Engebret Olsen Soot (26 May 1786 – 3 March 1859) was a Norwegian engineer. He was one of Norway's first canal builders and joined the timber channels at Otteid and Mangen-Grasmo. He is known as the father of the Fredrikshald Canal (now known as the Halden Canal) in south-eastern Norway. He constructed locks and canals for the transport of both watercraft and timber.

==Biography==
Engebret Olsen Soot was born in Aurskog (now Aurskog-Høland) in Akershus, Norway. He started his career as a blacksmith and carpenter. In 1804, he built a mill on the Sotbekken, a small river at Lierfoss in Aurskog-Høland. From 1816 until 1825, he was a caretaker at the Mangenskogen forest in Aurskog-Høland.
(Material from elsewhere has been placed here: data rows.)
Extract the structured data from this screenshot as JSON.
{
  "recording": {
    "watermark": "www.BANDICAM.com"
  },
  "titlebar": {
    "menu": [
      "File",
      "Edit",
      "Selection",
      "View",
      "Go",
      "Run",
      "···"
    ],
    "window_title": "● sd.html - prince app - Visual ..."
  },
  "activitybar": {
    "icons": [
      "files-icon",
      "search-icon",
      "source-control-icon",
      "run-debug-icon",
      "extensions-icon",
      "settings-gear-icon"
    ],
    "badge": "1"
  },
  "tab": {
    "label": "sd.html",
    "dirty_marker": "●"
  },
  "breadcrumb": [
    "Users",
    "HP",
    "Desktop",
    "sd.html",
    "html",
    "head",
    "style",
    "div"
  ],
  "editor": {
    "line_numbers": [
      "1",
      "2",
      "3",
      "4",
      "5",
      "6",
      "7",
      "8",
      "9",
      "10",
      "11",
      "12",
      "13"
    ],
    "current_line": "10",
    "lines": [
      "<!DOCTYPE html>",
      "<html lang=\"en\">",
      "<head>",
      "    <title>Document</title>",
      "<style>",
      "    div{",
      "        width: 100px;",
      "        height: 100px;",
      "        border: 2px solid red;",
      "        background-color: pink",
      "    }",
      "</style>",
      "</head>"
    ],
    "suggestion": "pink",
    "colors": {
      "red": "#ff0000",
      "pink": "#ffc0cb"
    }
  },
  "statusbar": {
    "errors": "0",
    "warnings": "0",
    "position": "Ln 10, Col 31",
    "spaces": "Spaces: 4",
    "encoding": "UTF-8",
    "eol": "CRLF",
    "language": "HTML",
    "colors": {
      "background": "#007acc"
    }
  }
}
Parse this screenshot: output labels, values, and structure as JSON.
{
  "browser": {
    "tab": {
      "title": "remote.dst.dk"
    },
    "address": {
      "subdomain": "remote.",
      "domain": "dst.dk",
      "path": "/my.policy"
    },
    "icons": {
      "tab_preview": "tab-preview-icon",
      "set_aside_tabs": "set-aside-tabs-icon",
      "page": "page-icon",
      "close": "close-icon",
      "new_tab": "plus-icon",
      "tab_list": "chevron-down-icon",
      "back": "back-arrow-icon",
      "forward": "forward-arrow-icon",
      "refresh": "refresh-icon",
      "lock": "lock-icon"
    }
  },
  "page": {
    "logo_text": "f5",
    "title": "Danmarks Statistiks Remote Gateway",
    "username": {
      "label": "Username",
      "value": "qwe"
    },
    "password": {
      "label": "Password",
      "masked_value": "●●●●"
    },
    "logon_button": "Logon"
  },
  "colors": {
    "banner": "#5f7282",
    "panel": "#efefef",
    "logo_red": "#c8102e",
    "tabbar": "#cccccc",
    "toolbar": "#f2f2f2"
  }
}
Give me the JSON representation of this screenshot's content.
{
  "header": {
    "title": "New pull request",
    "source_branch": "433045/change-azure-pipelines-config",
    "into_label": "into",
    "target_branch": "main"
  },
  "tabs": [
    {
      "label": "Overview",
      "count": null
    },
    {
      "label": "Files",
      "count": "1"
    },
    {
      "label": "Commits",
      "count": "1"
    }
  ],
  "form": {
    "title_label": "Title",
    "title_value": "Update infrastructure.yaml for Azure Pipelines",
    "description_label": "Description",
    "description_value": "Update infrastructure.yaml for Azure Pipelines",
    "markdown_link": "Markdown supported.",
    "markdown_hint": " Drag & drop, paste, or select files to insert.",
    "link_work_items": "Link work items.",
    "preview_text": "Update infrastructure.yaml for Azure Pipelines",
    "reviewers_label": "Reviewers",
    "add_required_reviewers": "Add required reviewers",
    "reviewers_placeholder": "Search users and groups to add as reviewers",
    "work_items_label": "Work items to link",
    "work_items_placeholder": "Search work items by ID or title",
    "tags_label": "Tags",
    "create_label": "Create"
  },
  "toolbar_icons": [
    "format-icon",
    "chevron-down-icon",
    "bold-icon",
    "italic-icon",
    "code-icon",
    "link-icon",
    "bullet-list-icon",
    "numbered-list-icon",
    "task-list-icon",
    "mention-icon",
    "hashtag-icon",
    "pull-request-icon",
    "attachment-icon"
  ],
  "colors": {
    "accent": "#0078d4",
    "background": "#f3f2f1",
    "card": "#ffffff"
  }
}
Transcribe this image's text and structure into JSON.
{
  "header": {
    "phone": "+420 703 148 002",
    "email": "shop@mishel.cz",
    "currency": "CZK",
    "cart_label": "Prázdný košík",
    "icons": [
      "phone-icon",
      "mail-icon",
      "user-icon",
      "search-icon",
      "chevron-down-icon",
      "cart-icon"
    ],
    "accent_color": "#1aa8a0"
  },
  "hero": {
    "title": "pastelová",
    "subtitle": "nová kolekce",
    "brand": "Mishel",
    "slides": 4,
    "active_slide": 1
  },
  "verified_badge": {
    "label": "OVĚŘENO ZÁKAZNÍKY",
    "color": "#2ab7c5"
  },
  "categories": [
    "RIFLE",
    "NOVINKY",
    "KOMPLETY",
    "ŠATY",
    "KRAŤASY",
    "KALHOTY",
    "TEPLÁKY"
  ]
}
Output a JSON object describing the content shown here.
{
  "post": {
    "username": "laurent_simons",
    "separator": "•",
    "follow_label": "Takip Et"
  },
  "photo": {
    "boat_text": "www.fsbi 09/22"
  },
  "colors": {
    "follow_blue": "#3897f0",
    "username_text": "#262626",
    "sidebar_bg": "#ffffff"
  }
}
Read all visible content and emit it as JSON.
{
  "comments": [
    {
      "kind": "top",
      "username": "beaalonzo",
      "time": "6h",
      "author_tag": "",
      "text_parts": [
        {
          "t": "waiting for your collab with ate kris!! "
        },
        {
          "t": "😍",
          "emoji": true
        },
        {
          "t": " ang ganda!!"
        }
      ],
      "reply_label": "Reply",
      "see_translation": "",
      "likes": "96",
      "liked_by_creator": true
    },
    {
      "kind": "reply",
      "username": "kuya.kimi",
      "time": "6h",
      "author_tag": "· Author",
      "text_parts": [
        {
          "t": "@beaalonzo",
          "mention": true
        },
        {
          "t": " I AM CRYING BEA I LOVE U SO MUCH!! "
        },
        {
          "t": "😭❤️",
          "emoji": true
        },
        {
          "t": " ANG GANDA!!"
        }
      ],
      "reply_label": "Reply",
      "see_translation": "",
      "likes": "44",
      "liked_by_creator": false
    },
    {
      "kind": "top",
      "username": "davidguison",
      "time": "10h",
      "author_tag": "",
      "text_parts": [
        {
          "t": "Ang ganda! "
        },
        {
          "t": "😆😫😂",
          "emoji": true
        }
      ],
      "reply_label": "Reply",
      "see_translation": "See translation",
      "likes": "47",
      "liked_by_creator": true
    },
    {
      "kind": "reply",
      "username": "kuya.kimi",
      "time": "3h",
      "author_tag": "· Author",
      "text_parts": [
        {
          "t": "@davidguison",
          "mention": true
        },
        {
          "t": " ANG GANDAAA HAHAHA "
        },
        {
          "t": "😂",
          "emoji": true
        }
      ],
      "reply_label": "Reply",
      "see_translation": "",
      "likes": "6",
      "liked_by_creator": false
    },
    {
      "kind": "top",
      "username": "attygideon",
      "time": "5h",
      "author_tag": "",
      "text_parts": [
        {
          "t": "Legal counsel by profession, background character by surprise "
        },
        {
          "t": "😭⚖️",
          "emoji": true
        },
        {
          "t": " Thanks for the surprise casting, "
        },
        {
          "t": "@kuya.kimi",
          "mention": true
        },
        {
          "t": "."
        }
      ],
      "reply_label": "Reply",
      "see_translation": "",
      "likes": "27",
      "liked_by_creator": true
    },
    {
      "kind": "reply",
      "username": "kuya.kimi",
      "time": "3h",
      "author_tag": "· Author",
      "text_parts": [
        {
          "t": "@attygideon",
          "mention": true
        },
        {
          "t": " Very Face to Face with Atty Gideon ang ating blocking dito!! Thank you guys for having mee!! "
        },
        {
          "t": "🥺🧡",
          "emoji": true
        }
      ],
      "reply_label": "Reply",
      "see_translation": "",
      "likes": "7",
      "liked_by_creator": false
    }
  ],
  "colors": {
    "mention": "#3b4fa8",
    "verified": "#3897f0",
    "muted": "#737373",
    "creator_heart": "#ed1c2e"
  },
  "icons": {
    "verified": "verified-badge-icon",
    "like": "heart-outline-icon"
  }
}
From 1827 to 1846 he was an inspector on the Halden watercourse (Haldensvassdraget) in Østfold and Akershus.

In 1824 he built works from Fredrikshald to enable log transport from Stora Le in Dalsland, Sweden, into the Fredrikshald watershed. Soot built Otteidkanalen, Norway's first canal in Østre Otteid between the years 1825 and 1827. The new log floating channel of 775 meters enabled the transport of logs to Halden.

In 1849 he opened Soot Canal, Norway's first canal with locks. It was built to allow timber to be transported (floated) to the Halden sawmills. The canal was 1.5 km long and had 16 locks which extended from Lake Skjervangen at 185 m above sea level up to Lake Mortsjølungen at 201 m above sea level. This was followed by the Halden Canal for boats. In 1858, 414 ships with a total of 950 passengers passed through the locks. He died in 1859 at Strømsfoss in Øymark (now Marker) in Østfold.